[whatwg] StringEncoding open issues

Mon Sep 17 14:50:46 PDT 2012

On Mon, Sep 17, 2012 at 2:17 PM, Anne van Kesteren <annevk at annevk.nl> wrote:

> On Mon, Sep 17, 2012 at 11:13 PM, Joshua Bell <jsbell at chromium.org> wrote:
> > I've attempted to distill the above into the spec in an algorithmic way:
> > http://wiki.whatwg.org/wiki/StringEncoding#TextDecoder
> >
> > English version: If you specify "utf-16" you get endian-agnostic UTF-16
> > encoding support. Failing that, if your encoding matches your BOM it is
> > consumed. Failing *that*, you get whatever behavior falls out of the
> decode
> > algorithm (garbage, error, etc).
>
> Why would we want the API to work different from how it works in
> markup (with <meta charset> etc.)? Granted it's not super logical, but
> I don't really see why we should make it inconsistent and more
> complicated.
>

That's how the spec started out, so a recap of this thread would give you
the back-and-forth that led here. To summarize:

Having the BOM in the content be higher priority than the coding selected
by the developer was not seen as desirable (see earlier in the thread), and
potentially a source of errors.
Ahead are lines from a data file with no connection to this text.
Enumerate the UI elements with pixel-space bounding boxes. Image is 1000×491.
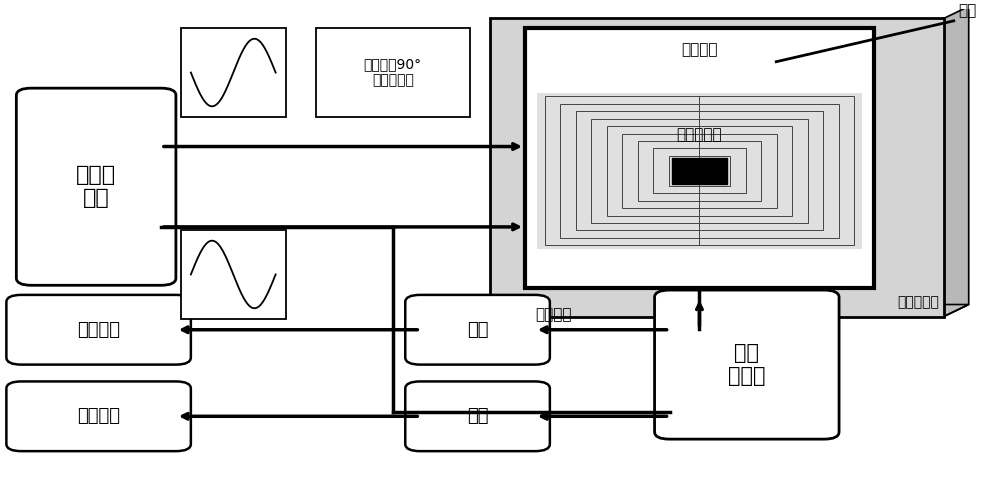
Bar <box>490 19 944 317</box>
Polygon shape <box>944 6 969 317</box>
FancyBboxPatch shape <box>6 382 191 451</box>
Text: 量化角度: 量化角度 <box>77 408 120 425</box>
Text: 裂纹: 裂纹 <box>959 3 977 19</box>
Bar <box>669 156 730 186</box>
Bar <box>525 28 874 288</box>
Bar <box>545 96 854 246</box>
Bar <box>638 141 761 201</box>
Bar <box>653 148 746 193</box>
Bar <box>316 28 470 117</box>
FancyBboxPatch shape <box>16 88 176 285</box>
Bar <box>607 126 792 216</box>
Text: 幅值: 幅值 <box>467 321 488 339</box>
Text: 锁相
放大器: 锁相 放大器 <box>728 343 766 386</box>
Text: 相位: 相位 <box>467 408 488 425</box>
Bar <box>684 164 715 178</box>
Bar <box>622 134 777 208</box>
Bar <box>591 119 808 223</box>
Polygon shape <box>490 304 969 317</box>
Bar <box>672 158 727 184</box>
Text: 相位相差90°
的正弦信号: 相位相差90° 的正弦信号 <box>364 57 422 87</box>
Text: 信号发
生器: 信号发 生器 <box>76 165 116 208</box>
FancyBboxPatch shape <box>405 295 550 365</box>
Text: 检测探头: 检测探头 <box>535 307 571 322</box>
Bar <box>560 104 839 238</box>
FancyBboxPatch shape <box>405 382 550 451</box>
Text: 检测传感器: 检测传感器 <box>677 127 722 142</box>
Text: 危险程度: 危险程度 <box>77 321 120 339</box>
FancyBboxPatch shape <box>6 295 191 365</box>
Text: 被监测结构: 被监测结构 <box>897 295 939 309</box>
Bar <box>576 111 823 230</box>
Bar <box>537 93 862 249</box>
FancyBboxPatch shape <box>655 290 839 439</box>
Text: 激励线圈: 激励线圈 <box>681 42 718 57</box>
Bar <box>181 28 286 117</box>
Bar <box>181 230 286 319</box>
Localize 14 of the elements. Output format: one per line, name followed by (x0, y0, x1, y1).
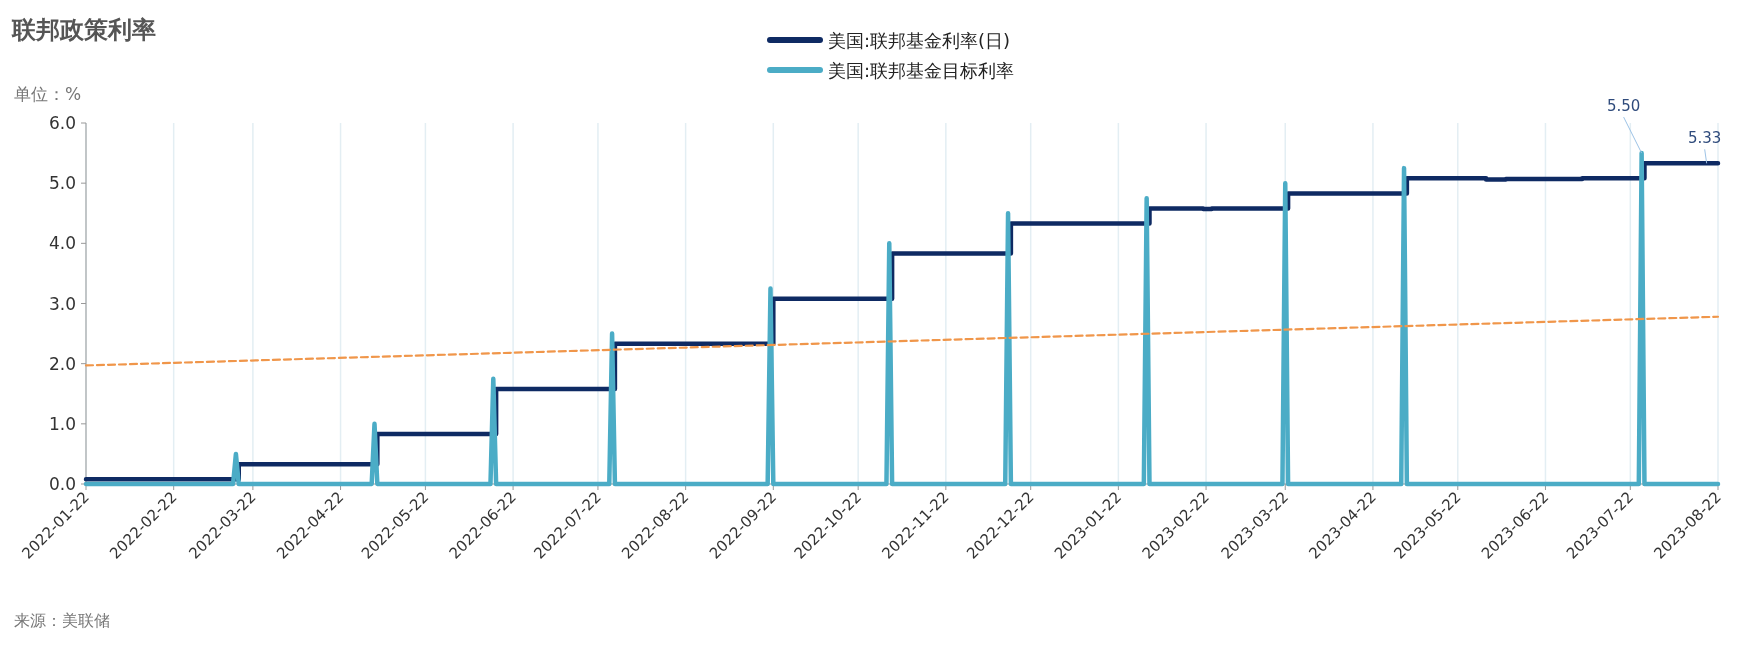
legend-label: 美国:联邦基金目标利率 (828, 60, 1015, 81)
y-tick-label: 6.0 (48, 113, 76, 133)
y-tick-label: 1.0 (48, 413, 76, 434)
y-tick-label: 3.0 (48, 293, 76, 314)
y-tick-label: 2.0 (48, 353, 76, 374)
annotation: 5.50 (1606, 97, 1641, 116)
annotation: 5.33 (1687, 129, 1722, 148)
y-tick-label: 0.0 (48, 474, 76, 494)
y-tick-label: 5.0 (48, 173, 76, 194)
y-axis-title: 单位：% (14, 84, 82, 104)
y-tick-label: 4.0 (48, 233, 76, 254)
source-note: 来源：美联储 (14, 611, 110, 630)
chart-title: 联邦政策利率 (11, 16, 156, 44)
legend-label: 美国:联邦基金利率(日) (828, 30, 1011, 51)
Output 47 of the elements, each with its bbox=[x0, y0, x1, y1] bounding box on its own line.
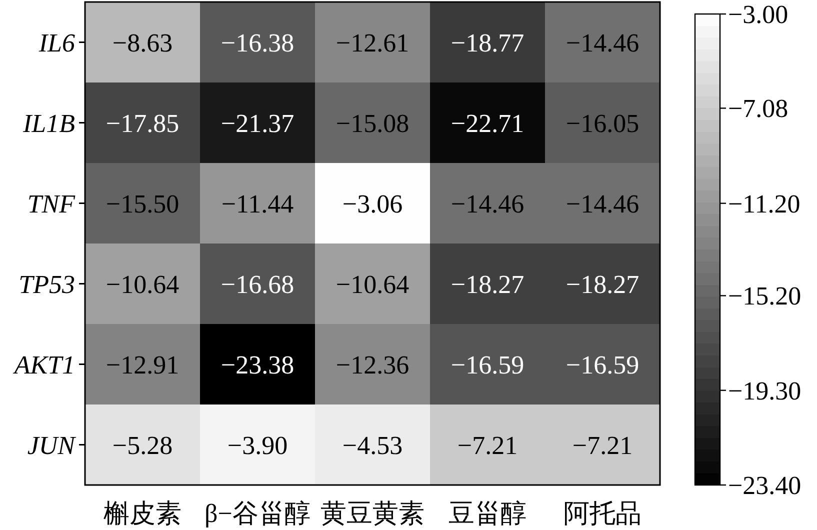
data-label: −18.77 bbox=[450, 28, 524, 58]
data-label: −3.90 bbox=[227, 430, 288, 460]
x-tick-label: 槲皮素 bbox=[104, 499, 182, 528]
y-tick-label: AKT1 bbox=[12, 350, 75, 380]
color-bar-label: −3.00 bbox=[728, 0, 788, 29]
data-label: −18.27 bbox=[450, 270, 524, 299]
y-tick-label: TNF bbox=[27, 189, 76, 218]
data-label: −14.46 bbox=[450, 189, 524, 218]
data-label: −5.28 bbox=[112, 430, 173, 460]
data-label: −14.46 bbox=[566, 189, 640, 218]
data-label: −17.85 bbox=[106, 108, 180, 138]
data-label: −12.91 bbox=[106, 350, 180, 380]
y-tick-label: JUN bbox=[27, 430, 77, 460]
data-label: −7.21 bbox=[572, 430, 633, 460]
x-tick-label: 豆甾醇 bbox=[448, 499, 526, 528]
color-bar-label: −23.40 bbox=[728, 471, 802, 500]
data-label: −4.53 bbox=[342, 430, 403, 460]
data-label: −16.38 bbox=[220, 28, 294, 58]
y-tick-label: TP53 bbox=[18, 270, 75, 299]
color-bar-label: −19.30 bbox=[728, 376, 802, 406]
data-label: −12.61 bbox=[336, 28, 410, 58]
data-label: −10.64 bbox=[336, 270, 410, 299]
data-label: −21.37 bbox=[220, 108, 294, 138]
color-bar-label: −15.20 bbox=[728, 282, 802, 311]
data-label: −18.27 bbox=[566, 270, 640, 299]
data-label: −3.06 bbox=[342, 189, 403, 218]
y-tick-label: IL1B bbox=[22, 108, 76, 138]
data-label: −8.63 bbox=[112, 28, 173, 58]
data-label: −16.05 bbox=[566, 108, 640, 138]
data-label: −10.64 bbox=[106, 270, 180, 299]
x-tick-label: 阿托品 bbox=[564, 499, 642, 528]
data-label: −16.59 bbox=[566, 350, 640, 380]
data-label: −16.59 bbox=[450, 350, 524, 380]
data-label: −15.08 bbox=[336, 108, 410, 138]
data-label: −15.50 bbox=[106, 189, 180, 218]
x-tick-label: β−谷甾醇 bbox=[204, 499, 310, 528]
data-label: −12.36 bbox=[336, 350, 410, 380]
color-bar-label: −11.20 bbox=[728, 189, 800, 218]
data-label: −7.21 bbox=[457, 430, 518, 460]
data-label: −14.46 bbox=[566, 28, 640, 58]
data-label: −22.71 bbox=[450, 108, 524, 138]
data-label: −11.44 bbox=[221, 189, 294, 218]
data-label: −16.68 bbox=[220, 270, 294, 299]
data-label: −23.38 bbox=[220, 350, 294, 380]
color-bar-label: −7.08 bbox=[728, 94, 788, 124]
x-tick-label: 黄豆黄素 bbox=[320, 499, 424, 528]
y-tick-label: IL6 bbox=[38, 28, 75, 58]
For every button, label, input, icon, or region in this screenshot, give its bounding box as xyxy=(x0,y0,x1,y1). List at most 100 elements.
Selecting encoding via BOM (in general, or
to emulate <meta charset>, etc) was seen as something that could be done in
user code if desired, but unexpected otherwise.

Two desired behaviors remained: (1) developer need for BOM-specified
endian-agnostic UTF-16 encoding similar to ICU's handling that
distinguishes "utf-16" from "utf-16le", and (2) that matching BOMs should
be consumed and not appear in the decoded data.